Congo : Obambi l’ambitieux

Fondateur d’un empire multisectoriel présent dans sept pays africains, proche du président Sassou Nguesso, figure du patronat national… Paul Obambi, PDG de Sapro, assume sa réussite.

Paul Obambi préside depuis 1996 la Chambre de commerce, d’industrie, d’agriculture et des métiers de Brazzaville. © Baudouin Mouanda/JA

Paul Obambi préside depuis 1996 la Chambre de commerce, d’industrie, d’agriculture et des métiers de Brazzaville. © Baudouin Mouanda/JA

OLIVIER-CASLIN_2024

Publié le 1 avril 2014 Lecture : 5 minutes.

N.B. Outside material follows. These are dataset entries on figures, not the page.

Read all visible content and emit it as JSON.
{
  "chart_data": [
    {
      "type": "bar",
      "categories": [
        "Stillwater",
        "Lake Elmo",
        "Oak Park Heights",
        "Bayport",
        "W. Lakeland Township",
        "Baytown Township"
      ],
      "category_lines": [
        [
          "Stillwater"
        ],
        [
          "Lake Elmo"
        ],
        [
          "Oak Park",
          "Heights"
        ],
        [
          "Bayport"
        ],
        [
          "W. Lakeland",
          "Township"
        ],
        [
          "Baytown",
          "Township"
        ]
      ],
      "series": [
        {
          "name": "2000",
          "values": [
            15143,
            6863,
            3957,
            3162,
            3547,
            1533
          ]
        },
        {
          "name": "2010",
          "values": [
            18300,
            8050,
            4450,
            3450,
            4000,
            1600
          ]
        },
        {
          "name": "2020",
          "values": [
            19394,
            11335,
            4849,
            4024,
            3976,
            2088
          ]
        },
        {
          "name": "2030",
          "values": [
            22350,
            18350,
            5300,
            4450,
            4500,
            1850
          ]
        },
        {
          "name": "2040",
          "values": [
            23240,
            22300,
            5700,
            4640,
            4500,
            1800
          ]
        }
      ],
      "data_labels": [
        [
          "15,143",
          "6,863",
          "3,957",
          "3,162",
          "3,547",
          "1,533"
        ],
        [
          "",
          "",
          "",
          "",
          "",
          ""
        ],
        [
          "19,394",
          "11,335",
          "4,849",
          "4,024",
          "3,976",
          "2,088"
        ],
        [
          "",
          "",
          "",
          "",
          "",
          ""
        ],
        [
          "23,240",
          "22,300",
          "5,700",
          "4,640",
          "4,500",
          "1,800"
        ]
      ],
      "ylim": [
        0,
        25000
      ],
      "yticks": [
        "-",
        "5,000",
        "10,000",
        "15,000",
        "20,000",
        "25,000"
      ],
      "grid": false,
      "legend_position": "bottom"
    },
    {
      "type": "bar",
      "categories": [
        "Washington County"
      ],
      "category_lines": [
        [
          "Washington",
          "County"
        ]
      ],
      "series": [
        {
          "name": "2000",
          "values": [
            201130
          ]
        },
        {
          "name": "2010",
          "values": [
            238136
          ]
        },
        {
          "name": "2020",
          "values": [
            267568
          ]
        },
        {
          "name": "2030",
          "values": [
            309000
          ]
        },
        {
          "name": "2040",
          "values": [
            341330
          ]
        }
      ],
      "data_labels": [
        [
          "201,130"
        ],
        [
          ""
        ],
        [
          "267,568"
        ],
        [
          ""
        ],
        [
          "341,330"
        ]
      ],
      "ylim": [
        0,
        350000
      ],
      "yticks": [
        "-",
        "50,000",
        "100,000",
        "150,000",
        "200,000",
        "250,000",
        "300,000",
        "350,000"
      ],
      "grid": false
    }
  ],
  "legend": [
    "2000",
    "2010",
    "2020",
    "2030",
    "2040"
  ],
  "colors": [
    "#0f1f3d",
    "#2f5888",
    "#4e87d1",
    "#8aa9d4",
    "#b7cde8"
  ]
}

Paul Obambi a de l’argent. Paul Obambi a de l’entregent. Paul Obambi est intelligent, comme le confirme son sens de l’humour aiguisé, et charmant, avec sa franchise parfois désarmante. Paul Obambi est congolais et, depuis vingt ans, il ne néglige aucun détail pour consolider ses affaires, dans un pays où il y en a beaucoup à faire.

Derrière son vaste bureau surchargé de dossiers, le patron tout-puissant du groupe Sapro porte beau, dans son costume bleu nuit finement rayé et impeccablement coupé, pochette d’un blanc aussi immaculé que sa chemise. Pas un vulgaire « sapeur » de Brazzaville. Du haut de son mètre quatre-vingt-dix, Paul Obambi, 59 ans, a du style et de la prestance. Le regard reste bienveillant, le ton est courtois, la voix caressante, presque hypnotique. Seules deux photos encadrées pour habiller les murs nus un peu jaunâtres : Paul Obambi dans une pose élyséenne, et le même avec le couple présidentiel, sur un cliché certainement pris au Palais du peuple. Sourire aux lèvres et mine réjouie de celui qui se sait en bonne compagnie.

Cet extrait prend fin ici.